If ‘here’ = in the US then I would have to say that it while there may or may not be similar laws on the books, it is much less enforced or followed in the US. It is common to see obstructions such as those covers, license plate ‘bumpers’* which block parts of the plate from an angle, and rear mounted bike racks and various other such attachments onto the rear of a vehicle that make the plate impossible to read.

The plates themselves are strictly controlled. Other hardware in the vicinity of the plates, not so much. I think most states have laws against those plastic covers, but they’re not enforced much.

Police can issue tickets for unreadable license plates, depending on the situation and their mood. I have heard of tickets for trailer-hitch mount bike racks, sometimes for the trailer hitch ball if it projects up into the way and obstructs a clear view of the plate. (Many years ago, when plates were replaced each year, I recall a news article about some guy in Toronto who got a ticket because his new license plate was printed upside down. The large numbers were the wrong way up, so when he put it on the word “Ontario” was upside down on the bottom of the plate. Some police have no sense of humor or sense of proportion.)

Every so often you will see excessively dark plate coverings. I assume they are a ticket waiting to happen. The one thing I saw which was interesting - a strobe flash mounted over the plate. Most photo radar cameras include a flash to ensure the license plate is properly illuminated in the picture (and the plate has highly reflective paint to help). The idea was to have a strobe slave sensor that the flash would trigger - while the shutter is still open on the red light camera, the flash would light up the plate excessively bright and make the plate picture unreadable.

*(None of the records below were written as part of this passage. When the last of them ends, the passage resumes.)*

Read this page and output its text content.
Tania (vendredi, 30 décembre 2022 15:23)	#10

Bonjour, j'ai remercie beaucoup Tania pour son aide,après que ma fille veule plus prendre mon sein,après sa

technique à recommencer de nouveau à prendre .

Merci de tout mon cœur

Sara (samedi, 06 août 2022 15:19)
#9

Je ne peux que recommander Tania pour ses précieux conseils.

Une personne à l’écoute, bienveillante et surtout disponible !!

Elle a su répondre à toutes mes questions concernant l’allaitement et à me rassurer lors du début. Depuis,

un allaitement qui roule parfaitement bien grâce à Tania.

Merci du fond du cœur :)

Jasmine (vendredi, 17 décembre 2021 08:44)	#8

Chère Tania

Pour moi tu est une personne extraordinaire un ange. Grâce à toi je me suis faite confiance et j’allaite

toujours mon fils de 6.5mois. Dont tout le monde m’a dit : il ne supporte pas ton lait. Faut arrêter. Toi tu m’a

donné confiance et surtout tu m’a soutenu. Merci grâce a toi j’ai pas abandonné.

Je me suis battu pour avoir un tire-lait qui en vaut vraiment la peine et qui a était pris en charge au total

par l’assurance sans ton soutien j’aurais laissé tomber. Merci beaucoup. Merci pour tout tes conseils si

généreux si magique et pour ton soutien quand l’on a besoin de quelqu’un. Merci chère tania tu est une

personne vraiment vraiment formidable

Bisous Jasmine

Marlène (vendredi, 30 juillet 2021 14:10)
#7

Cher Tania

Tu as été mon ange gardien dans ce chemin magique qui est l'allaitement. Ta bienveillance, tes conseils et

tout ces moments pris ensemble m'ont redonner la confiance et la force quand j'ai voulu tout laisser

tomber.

I was stopped by an older/younger pair of police officers, doing the training exercise. Not a ticket as such, but I was out around $50 USD for the replacement plate. I wasn’t broke at the time, but it still looked like a lot of money. The government had supplied some plates that faded, but mine wasn’t even particularly bad - it was still legible and better than plenty of other similar plates on the road. I was just in the wrong place at the wrong time.